Fujii-san, thank you for comments.

>The cause of this problem is that the checkpointer's sleep time is calculated
>from both checkpoint_timeout and archive_timeout during normal running,
>but calculated only from checkpoint_timeout during recovery. So Daisuke-san's
>patch tries to change that so that it's calculated from both of them even
>during recovery. No?

Yes, it's exactly so.

>last_xlog_switch_time is not updated during recovery. So "elapsed_secs" can be
>large and cur_timeout can be negative.
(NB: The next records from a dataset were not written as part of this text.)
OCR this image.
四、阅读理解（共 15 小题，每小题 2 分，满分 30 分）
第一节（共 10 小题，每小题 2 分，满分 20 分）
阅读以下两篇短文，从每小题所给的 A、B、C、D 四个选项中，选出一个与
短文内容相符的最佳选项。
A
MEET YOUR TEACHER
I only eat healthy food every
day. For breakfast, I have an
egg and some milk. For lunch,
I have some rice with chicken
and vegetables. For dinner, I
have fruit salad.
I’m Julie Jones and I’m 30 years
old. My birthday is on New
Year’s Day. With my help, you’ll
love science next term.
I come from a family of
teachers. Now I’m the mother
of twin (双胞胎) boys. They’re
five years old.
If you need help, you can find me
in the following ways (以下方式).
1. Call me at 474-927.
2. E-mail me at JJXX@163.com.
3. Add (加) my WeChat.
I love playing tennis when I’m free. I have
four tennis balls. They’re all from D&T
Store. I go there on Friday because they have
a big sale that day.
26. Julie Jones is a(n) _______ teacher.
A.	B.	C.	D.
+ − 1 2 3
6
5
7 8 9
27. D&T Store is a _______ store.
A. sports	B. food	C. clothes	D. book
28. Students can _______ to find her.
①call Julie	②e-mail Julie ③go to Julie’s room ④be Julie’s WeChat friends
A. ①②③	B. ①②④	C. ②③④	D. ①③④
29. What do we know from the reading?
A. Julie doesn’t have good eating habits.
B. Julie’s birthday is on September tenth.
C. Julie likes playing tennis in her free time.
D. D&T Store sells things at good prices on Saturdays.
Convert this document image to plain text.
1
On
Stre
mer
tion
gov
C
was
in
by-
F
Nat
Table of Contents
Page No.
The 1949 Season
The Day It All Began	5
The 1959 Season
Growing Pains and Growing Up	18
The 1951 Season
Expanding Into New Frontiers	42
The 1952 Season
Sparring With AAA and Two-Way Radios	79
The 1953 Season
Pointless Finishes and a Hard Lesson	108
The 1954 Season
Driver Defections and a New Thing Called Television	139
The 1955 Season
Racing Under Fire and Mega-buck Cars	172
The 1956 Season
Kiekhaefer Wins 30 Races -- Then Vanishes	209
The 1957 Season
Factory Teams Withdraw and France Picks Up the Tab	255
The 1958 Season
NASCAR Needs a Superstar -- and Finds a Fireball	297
Isn't this problematic?

Yes... My patch was missing this.
How about using the original archive_timeout value for calculating cur_timeout 
during recovery?

                if (XLogArchiveTimeout > 0 && !RecoveryInProgress())
                {
                        elapsed_secs = now - last_xlog_switch_time;
                        if (elapsed_secs >= XLogArchiveTimeout)
                                continue;               /* no sleep for us ... 
*/
                        cur_timeout = Min(cur_timeout, XLogArchiveTimeout - 
elapsed_secs);
                }
+               else if (XLogArchiveTimeout > 0)
+                       cur_timeout = Min(cur_timeout, XLogArchiveTimeout);

During recovery, accurate cur_timeout is not calculated because elapsed_secs is 
not used.
However, after recovery is complete, WAL archiving will start by the next 
archive_timeout is reached.
I felt it is enough to solve this problem.

>As another approach, what about waking the checkpointer up at the end of
>recovery like we already do for walsenders?

If the above solution is not good, I will consider this approach.